There Are Almost As Many Mobile Subscriptions As People

Nearly half the world’s population will be connected to the internet by the end of 2016, according to the annual Measuring the Information Society Report released today by the United Nation’s International Telecommunications Union (ITU).

Much of this may be attributable to the rise of mobile penetration, with the ITU reporting those rates are steadily rising; or at the very least the number of mobile-cellular subscriptions has been steadily climbing.

Says the report:

At the end of 2016, there are almost as many mobile-cellular subscriptions as people on earth and 95% of the global population lives in an area that is covered by a mobile-cellular signal.

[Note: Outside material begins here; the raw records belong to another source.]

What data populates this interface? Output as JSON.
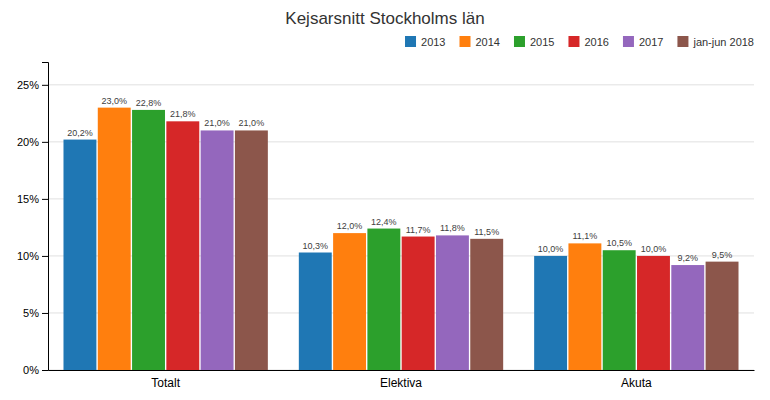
{
  "chart_data": {
    "type": "bar",
    "title": "Kejsarsnitt Stockholms län",
    "categories": [
      "Totalt",
      "Elektiva",
      "Akuta"
    ],
    "series": [
      {
        "name": "2013",
        "values": [
          20.2,
          10.3,
          10.0
        ],
        "value_labels": [
          "20,2%",
          "10,3%",
          "10,0%"
        ]
      },
      {
        "name": "2014",
        "values": [
          23.0,
          12.0,
          11.1
        ],
        "value_labels": [
          "23,0%",
          "12,0%",
          "11,1%"
        ]
      },
      {
        "name": "2015",
        "values": [
          22.8,
          12.4,
          10.5
        ],
        "value_labels": [
          "22,8%",
          "12,4%",
          "10,5%"
        ]
      },
      {
        "name": "2016",
        "values": [
          21.8,
          11.7,
          10.0
        ],
        "value_labels": [
          "21,8%",
          "11,7%",
          "10,0%"
        ]
      },
      {
        "name": "2017",
        "values": [
          21.0,
          11.8,
          9.2
        ],
        "value_labels": [
          "21,0%",
          "11,8%",
          "9,2%"
        ]
      },
      {
        "name": "jan-jun 2018",
        "values": [
          21.0,
          11.5,
          9.5
        ],
        "value_labels": [
          "21,0%",
          "11,5%",
          "9,5%"
        ]
      }
    ],
    "ylim": [
      0,
      27
    ],
    "yticks": [
      {
        "value": 0,
        "label": "0%"
      },
      {
        "value": 5,
        "label": "5%"
      },
      {
        "value": 10,
        "label": "10%"
      },
      {
        "value": 15,
        "label": "15%"
      },
      {
        "value": 20,
        "label": "20%"
      },
      {
        "value": 25,
        "label": "25%"
      }
    ],
    "grid": true,
    "legend": "upper right"
  }
}
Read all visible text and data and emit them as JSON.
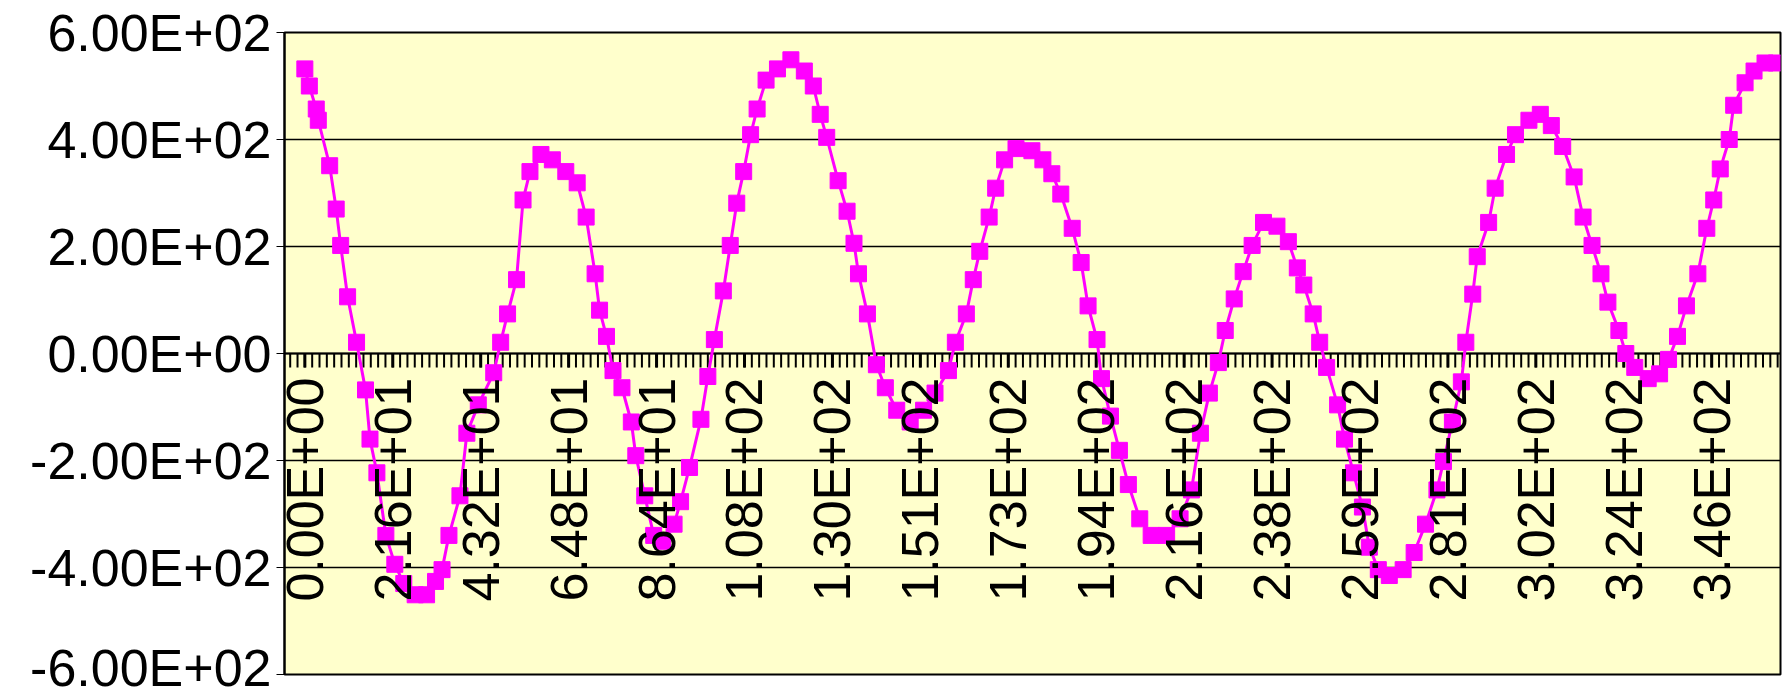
{
  "chart_data": {
    "type": "line",
    "color": "#ff00ff",
    "marker": "square",
    "line_style": "solid",
    "grid": "y",
    "x": [
      0,
      1.1,
      2.8,
      3.3,
      6.1,
      7.7,
      8.8,
      10.5,
      12.7,
      14.9,
      16.0,
      17.7,
      19.9,
      22.1,
      24.3,
      27.1,
      29.9,
      32.1,
      33.7,
      35.4,
      38.1,
      39.8,
      42.6,
      46.4,
      48.1,
      49.8,
      52.0,
      53.6,
      55.3,
      58.0,
      60.8,
      64.1,
      66.9,
      69.1,
      71.3,
      72.4,
      74.1,
      75.7,
      77.9,
      80.2,
      81.3,
      83.5,
      85.7,
      87.9,
      90.7,
      92.3,
      94.5,
      97.3,
      99.0,
      100.6,
      102.8,
      104.5,
      106.1,
      107.8,
      109.5,
      111.1,
      113.3,
      116.1,
      119.4,
      122.7,
      124.9,
      126.6,
      128.2,
      131.0,
      133.2,
      134.9,
      136.0,
      138.2,
      140.4,
      142.6,
      145.4,
      148.7,
      152.0,
      154.8,
      158.1,
      159.8,
      162.5,
      164.2,
      165.8,
      168.1,
      169.7,
      171.9,
      174.7,
      178.6,
      181.3,
      183.5,
      185.7,
      188.5,
      190.7,
      192.4,
      194.6,
      195.7,
      197.9,
      200.1,
      202.3,
      205.1,
      207.9,
      211.7,
      215.0,
      217.8,
      220.0,
      222.2,
      224.4,
      226.1,
      228.3,
      230.5,
      232.7,
      235.5,
      238.8,
      241.6,
      243.8,
      245.4,
      247.7,
      249.3,
      251.0,
      253.7,
      255.4,
      257.6,
      259.8,
      261.5,
      263.7,
      266.4,
      269.8,
      272.5,
      275.3,
      278.1,
      279.7,
      281.9,
      284.1,
      285.2,
      286.9,
      288.0,
      290.8,
      292.4,
      295.2,
      297.4,
      300.7,
      303.5,
      306.2,
      309.0,
      311.8,
      314.0,
      316.2,
      318.4,
      320.1,
      322.8,
      324.5,
      326.7,
      330.0,
      332.8,
      335.0,
      337.2,
      339.4,
      342.2,
      344.4,
      346.1,
      347.7,
      349.9,
      351.0,
      353.8,
      356.0,
      358.7,
      361.5
    ],
    "values": [
      532,
      500,
      457,
      436,
      351,
      270,
      202,
      106,
      21,
      -68,
      -160,
      -223,
      -340,
      -394,
      -430,
      -451,
      -451,
      -426,
      -404,
      -340,
      -266,
      -149,
      -96,
      -36,
      21,
      74,
      138,
      287,
      340,
      372,
      362,
      340,
      319,
      255,
      149,
      81,
      32,
      -32,
      -64,
      -128,
      -191,
      -266,
      -340,
      -351,
      -319,
      -277,
      -213,
      -123,
      -43,
      26,
      117,
      202,
      281,
      340,
      409,
      457,
      511,
      532,
      549,
      528,
      500,
      447,
      404,
      323,
      266,
      206,
      149,
      74,
      -21,
      -64,
      -106,
      -128,
      -106,
      -74,
      -32,
      21,
      74,
      138,
      191,
      255,
      309,
      362,
      383,
      379,
      362,
      336,
      298,
      234,
      170,
      89,
      26,
      -47,
      -117,
      -181,
      -245,
      -309,
      -340,
      -340,
      -309,
      -255,
      -149,
      -74,
      -17,
      43,
      102,
      153,
      202,
      245,
      238,
      209,
      160,
      128,
      74,
      21,
      -26,
      -96,
      -160,
      -223,
      -287,
      -362,
      -404,
      -415,
      -404,
      -372,
      -319,
      -255,
      -202,
      -128,
      -53,
      21,
      111,
      181,
      245,
      309,
      372,
      409,
      436,
      447,
      426,
      387,
      330,
      255,
      202,
      149,
      96,
      43,
      0,
      -26,
      -47,
      -38,
      -11,
      32,
      89,
      149,
      234,
      287,
      345,
      400,
      464,
      506,
      528,
      543,
      543
    ],
    "xlim": [
      -5,
      362.5
    ],
    "xticks": [
      {
        "value": 0,
        "label": "0.00E+00"
      },
      {
        "value": 21.6,
        "label": "2.16E+01"
      },
      {
        "value": 43.2,
        "label": "4.32E+01"
      },
      {
        "value": 64.8,
        "label": "6.48E+01"
      },
      {
        "value": 86.4,
        "label": "8.64E+01"
      },
      {
        "value": 108,
        "label": "1.08E+02"
      },
      {
        "value": 129.6,
        "label": "1.30E+02"
      },
      {
        "value": 151.2,
        "label": "1.51E+02"
      },
      {
        "value": 172.8,
        "label": "1.73E+02"
      },
      {
        "value": 194.4,
        "label": "1.94E+02"
      },
      {
        "value": 216,
        "label": "2.16E+02"
      },
      {
        "value": 237.6,
        "label": "2.38E+02"
      },
      {
        "value": 259.2,
        "label": "2.59E+02"
      },
      {
        "value": 280.8,
        "label": "2.81E+02"
      },
      {
        "value": 302.4,
        "label": "3.02E+02"
      },
      {
        "value": 324,
        "label": "3.24E+02"
      },
      {
        "value": 345.6,
        "label": "3.46E+02"
      }
    ],
    "ylim": [
      -600,
      600
    ],
    "yticks": [
      {
        "value": -600,
        "label": "-6.00E+02"
      },
      {
        "value": -400,
        "label": "-4.00E+02"
      },
      {
        "value": -200,
        "label": "-2.00E+02"
      },
      {
        "value": 0,
        "label": "0.00E+00"
      },
      {
        "value": 200,
        "label": "2.00E+02"
      },
      {
        "value": 400,
        "label": "4.00E+02"
      },
      {
        "value": 600,
        "label": "6.00E+02"
      }
    ]
  }
}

The rate of mobile adoption is higher in certain countries than the number of citizens who have bank accounts or bank access, a fact that leads to the prevalence of mobile payment and remittance services such as Kenya’s M-Pesa service.

However, as the ITU points out in its flagship survey, many people have multiple mobile subscriptions as well as multiple Internet-connected devices, so separate metrics to measure global mobile adoption may be required in the future.

By the end of 2016, the ITU predicts that around 3.5 billion people will have internet access.

47% of the global population is now online—which is certainly progress, but also means that over half of the world’s population, or roughly 3.9 billion people, is not. The ITU’s target for online access in 2020 is 60% of the world’s population.

The report also states that while internet accessibility is high due to the spread of these mobile networks, internet use remains fairly low. From the report:

In 2016, mobile-broadband networks covered 84% of the world’s population, yet with 47.1% Internet user penetration, the number of Internet users remain well below the number of people with network access. While infrastructure deployment is crucial, high prices and other barriers remain important challenges to getting more people to enter the digital world.

Due to these cost and infrastructure barriers, according to the report, some countries are trailing behind, stating that “internet penetration levels in LDCs [lesser-developed countries] have reached the level enjoyed by developed countries in 1998.”